Задержавшись в Хартфорде ровно настолько, чтобы отправить письмо, Нед скорчился в седле и затрусил в Пемберли. Наконец, выбрался из этого лилипутского южного мирка! Мне подавай Дербишир, думал он. Простор, чтобы дышать! Снег уже не столько падал, как летел, обещая вьюгу, но Юпитер был куда сильнее, чем выглядел, и с Недом в седле без труда преодолевал заносы в фут высотой и выше.
Действий от него почти никаких не требовалось, смотреть, кроме снега, было не на что, и Нед сосредоточился на своих мыслях. Интересная женщина, мисс Мэри Беннет. С Элизабет они похожи, как две горошины. Голова же у нее, удостоверился он теперь, не горохом набита. Свихнутая, да, но чего и было ждать, если вспомнить, какой была ее жизнь? Наивность — вот верное слово для нее. Будто ребенок, оставленный без присмотра в комнате из тончайшего стекла. Чего только она не поразбивает, дай ей волю! Выбери она для своего крестового похода Лондон, все было бы в порядке. Но север — опасное место, слишком близкое к дому, чтобы Фиц мог быть спокоен. Опасность же наивности вкупе с умом, та, что она может слишком легко превратиться в практичную проницательность. Способна ли Мэри Беннет на такое преображение? Ну, я не поставил бы на кон все мое, подумал Нед. Кое-что из того, что ей потребовалось сообщить смазливому мальчику, ее племяннику, в своем письме сулило не столько хлопоты, сколько докучность. Придется приглядывать за ней так, чтобы ей невдомек было, что он за ней приглядывает.
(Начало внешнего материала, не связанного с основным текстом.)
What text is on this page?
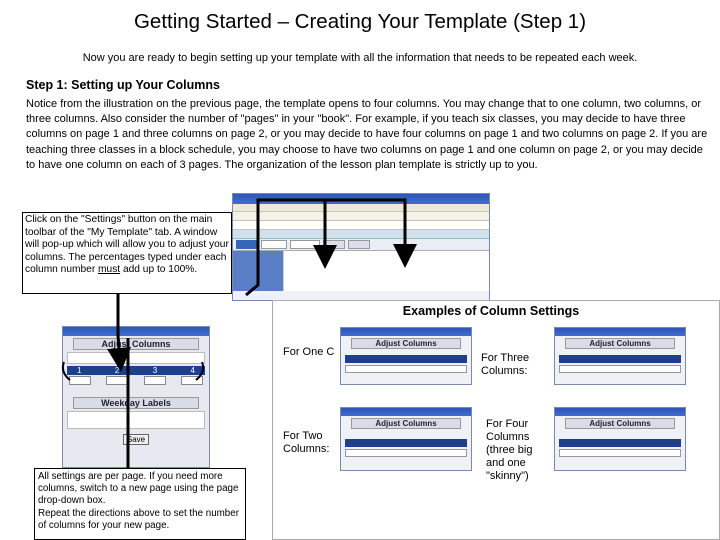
Getting Started – Creating Your Template (Step 1)
Now you are ready to begin setting up your template with all the information that needs to be repeated each week.
Step 1: Setting up Your Columns
Notice from the illustration on the previous page, the template opens to four columns. You may change that to one column, two columns, or three columns. Also consider the number of "pages" in your "book". For example, if you teach six classes, you may decide to have three columns on page 1 and three columns on page 2, or you may decide to have four columns on page 1 and two columns on page 2. If you are teaching three classes in a block schedule, you may choose to have two columns on page 1 and one column on page 2, or you may decide to have one column on each of 3 pages. The organization of the lesson plan template is strictly up to you.
Click on the "Settings" button on the main toolbar of the "My Template" tab. A window will pop-up which will allow you to adjust your columns. The percentages typed under each column number must add up to 100%.
Adjust Columns
1	2	3	4
Weekday Labels
Save
Examples of Column Settings
For One C
For Two Columns:
For Three Columns:
For Four Columns (three big and one "skinny")
Adjust Columns	Adjust Columns
Adjust Columns	Adjust Columns
All settings are per page. If you need more columns, switch to a new page using the page drop-down box.
Repeat the directions above to set the number of columns for your new page.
Ну, во всяком случае, подумал он с внутренним вздохом облегчения, не раньше мая.
Разумеется, докучность Мэри Беннет не могла долго занимать его мысли; вздернув шарф, чтобы, елико возможно, защитить нижнюю часть лица, он погрузился в более приятные грезы, которые всегда превращали в пустяк самую длинную, самую унылую поездку; его внутренний глаз заполнило видение плачущего ковыляющего малыша, внезапно подхваченного парой сильных молодых рук; прильнувшего к шее, от которой сладко пахло душистым мылом, и ощутившего, что горе миновало.
Снег отрезал Оксфорд от севера; Чарли не мог поехать на Рождество домой, даже если бы и хотел. А он не хотел. Как ни обожал он свою мать, с взрослением терпеть отца становилось все труднее. Разумеется, он прекрасно знал, что он, Чарли, был величайшим разочарованием для папаши, но ничего с этим поделать не мог. В Оксфорде он был в безопасности. Так как же, недоумевал он, глядя на сугробы, громоздящиеся у стен, смогу я смягчить папашу? Я не министр Короны, не рьяный политик, не рачительный землевладелец, не сила, с которой нельзя не считаться. Все, чего я хочу, это вести жизнь погруженного в науку профессора, авторитета по малоизвестным аспектам греческих эпических поэтов или ранних римских драматургов. Мама понимает, папаша никогда не поймет.